Seven galaxies observed by the James Webb Space Telescope have been estimated to have existed approximately 650 million years after the big bang. (Credit: NASA, ESA, CSA, T. Morishita (IPAC). Image processing: A. Pagan (STScI))
“This is a very special, unique site of accelerated galaxy evolution, and Webb gave us the unprecedented ability to measure the velocities of these seven galaxies and confidently confirm that they are bound together in a protocluster,” said Dr. Takahiro Morishita, who is an assistant scientist at IPAC-California Institute of Technology, and lead author of the study.
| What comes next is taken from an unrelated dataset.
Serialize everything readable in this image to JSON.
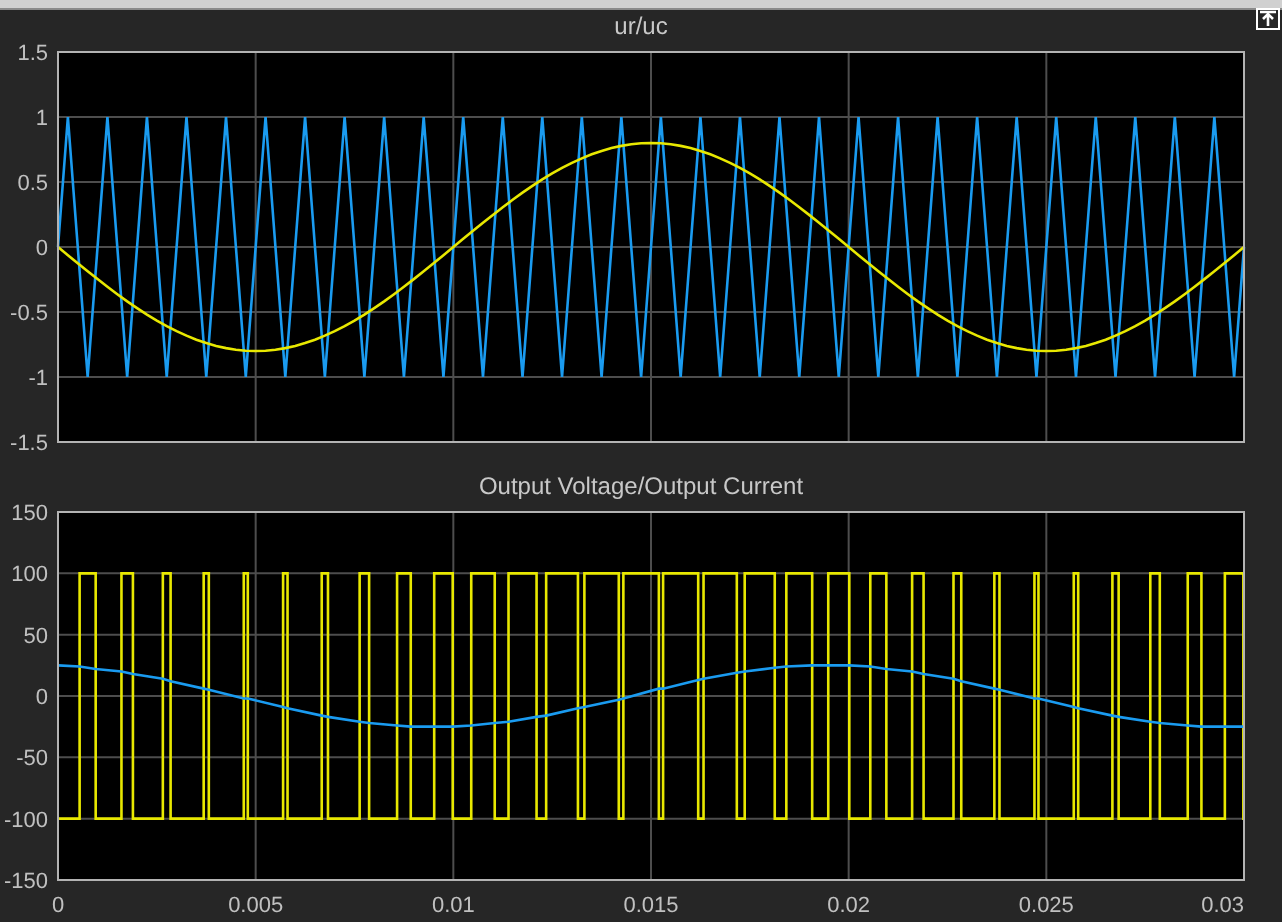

For the study, the researchers not only gathered data on the observed galaxies but were able to create theoretical models of how they might look as they continue to evolve, including up to the present day. By calculating the speed of the speed of the galaxies, which are estimated to be approximately two million miles per hour, they were able to conclude the observed galaxies could mirror the Coma Cluster.
“We can see these distant galaxies like small drops of water in different rivers, and we can see that eventually they will all become part of one big, mighty river,” said Dr. Benedetta Vulcani, who is an astronomer at the National Institute of Astrophysics in Italy, and a co-author on the study.
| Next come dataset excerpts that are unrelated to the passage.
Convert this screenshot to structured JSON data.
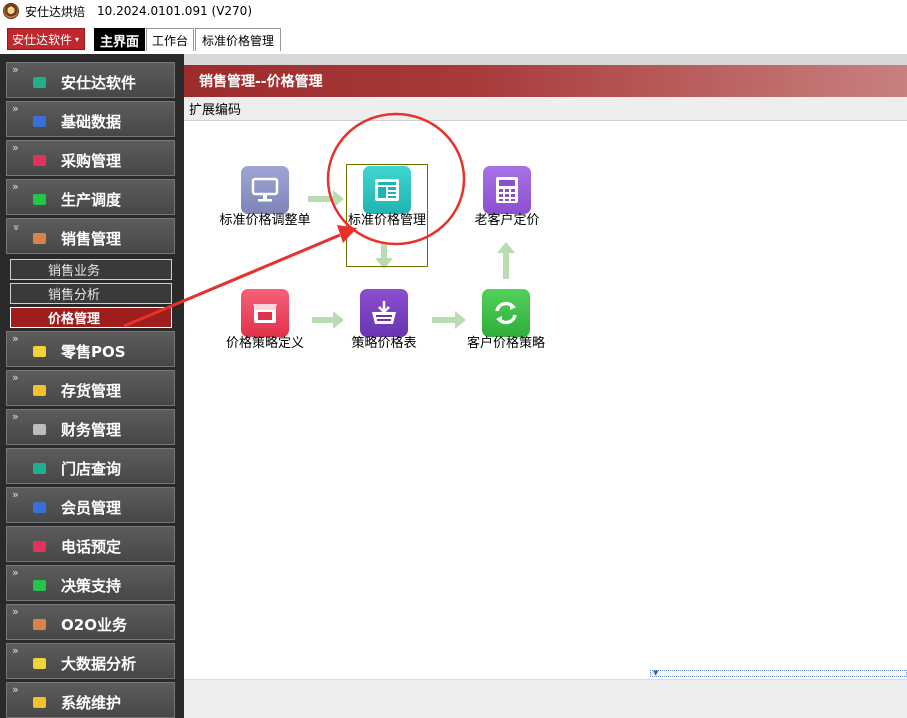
{
  "titlebar": {
    "app_name": "安仕达烘焙",
    "version": "10.2024.0101.091 (V270)"
  },
  "tabbar": {
    "company_label": "安仕达软件",
    "caret": "▾",
    "tabs": [
      {
        "label": "主界面",
        "active": true
      },
      {
        "label": "工作台",
        "active": false
      },
      {
        "label": "标准价格管理",
        "active": false
      }
    ]
  },
  "sidebar": {
    "chevron_collapsed": "»",
    "chevron_expanded": "»",
    "items": [
      {
        "label": "安仕达软件",
        "icon": "grid-icon",
        "color": "#1fae8e"
      },
      {
        "label": "基础数据",
        "icon": "database-icon",
        "color": "#3a6fd8"
      },
      {
        "label": "采购管理",
        "icon": "cart-icon",
        "color": "#e0325a"
      },
      {
        "label": "生产调度",
        "icon": "factory-icon",
        "color": "#27c24c"
      },
      {
        "label": "销售管理",
        "icon": "sales-icon",
        "color": "#d9834a",
        "expanded": true
      },
      {
        "label": "零售POS",
        "icon": "pos-icon",
        "color": "#f2d23a"
      },
      {
        "label": "存货管理",
        "icon": "inventory-icon",
        "color": "#f2c12e"
      },
      {
        "label": "财务管理",
        "icon": "finance-icon",
        "color": "#bdbdbd"
      },
      {
        "label": "门店查询",
        "icon": "store-icon",
        "color": "#1fae8e"
      },
      {
        "label": "会员管理",
        "icon": "member-icon",
        "color": "#3a6fd8"
      },
      {
        "label": "电话预定",
        "icon": "phone-icon",
        "color": "#e0325a"
      },
      {
        "label": "决策支持",
        "icon": "decision-icon",
        "color": "#27c24c"
      },
      {
        "label": "O2O业务",
        "icon": "o2o-icon",
        "color": "#d9834a"
      },
      {
        "label": "大数据分析",
        "icon": "bigdata-icon",
        "color": "#f2d23a"
      },
      {
        "label": "系统维护",
        "icon": "settings-icon",
        "color": "#f2c12e"
      }
    ],
    "sales_sub": [
      {
        "label": "销售业务",
        "active": false
      },
      {
        "label": "销售分析",
        "active": false
      },
      {
        "label": "价格管理",
        "active": true
      }
    ]
  },
  "main": {
    "panel_title": "销售管理--价格管理",
    "ext_label": "扩展编码",
    "nodes": [
      {
        "label": "标准价格调整单",
        "icon": "monitor-icon",
        "color": "#8e96c8"
      },
      {
        "label": "标准价格管理",
        "icon": "layout-icon",
        "color": "#2fc4c4"
      },
      {
        "label": "老客户定价",
        "icon": "calculator-icon",
        "color": "#9b5fd9"
      },
      {
        "label": "价格策略定义",
        "icon": "shop-icon",
        "color": "#f0465a"
      },
      {
        "label": "策略价格表",
        "icon": "basket-icon",
        "color": "#7a3fc4"
      },
      {
        "label": "客户价格策略",
        "icon": "refresh-icon",
        "color": "#3fbf4a"
      }
    ]
  },
  "annotation": {
    "color": "#e8312a"
  }
}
What makes galaxy clusters so intriguing to study is their ability to produce an astrophysical phenomenon known as gravitational lensing through the cluster’s warping of spacetime itself. Gravitational lensing acts as a sort of cosmic magnifying glass and allows astronomers to view objects behind them as the light bends around the lens.
While the seven galaxies were observed thanks to the enormous power of JWST, their data was first examined by NASA’s Hubble Space Telescope during its Frontier Fields program, which allowed Hubble to observe distant objects using gravitational lensing. The one drawback is Hubble can’t observe objects beyond near-infrared light, which JWST can do.
Going forward, the researchers plan to use a combination of JWST and NASA’s Nancy Grace Roman Telescope to collect more data on galaxy clusters of the early universe, with Roman having the ability to observe objects in infrared 200 times better than Hubble with JWST hoping to confirm these findings with follow-up observations.
“It is amazing the science we can now dream of doing, now that we have Webb,” said Dr. Tommaso Treu, who is a professor at UCLA and specializes in galaxy formation and evolution, and a co-author on the study. “With this small protocluster of seven galaxies, at this great distance, we had a one hundred percent spectroscopic confirmation rate, demonstrating the future potential for mapping dark matter and filling in the timeline of the universe’s early development.”
What new discoveries will JWST make about the early universe in the coming years and decades? Only time will tell, and this is why we science!
Sources: The Astrophysical Journal Letters, NASA
As always, keep doing science & keep looking up!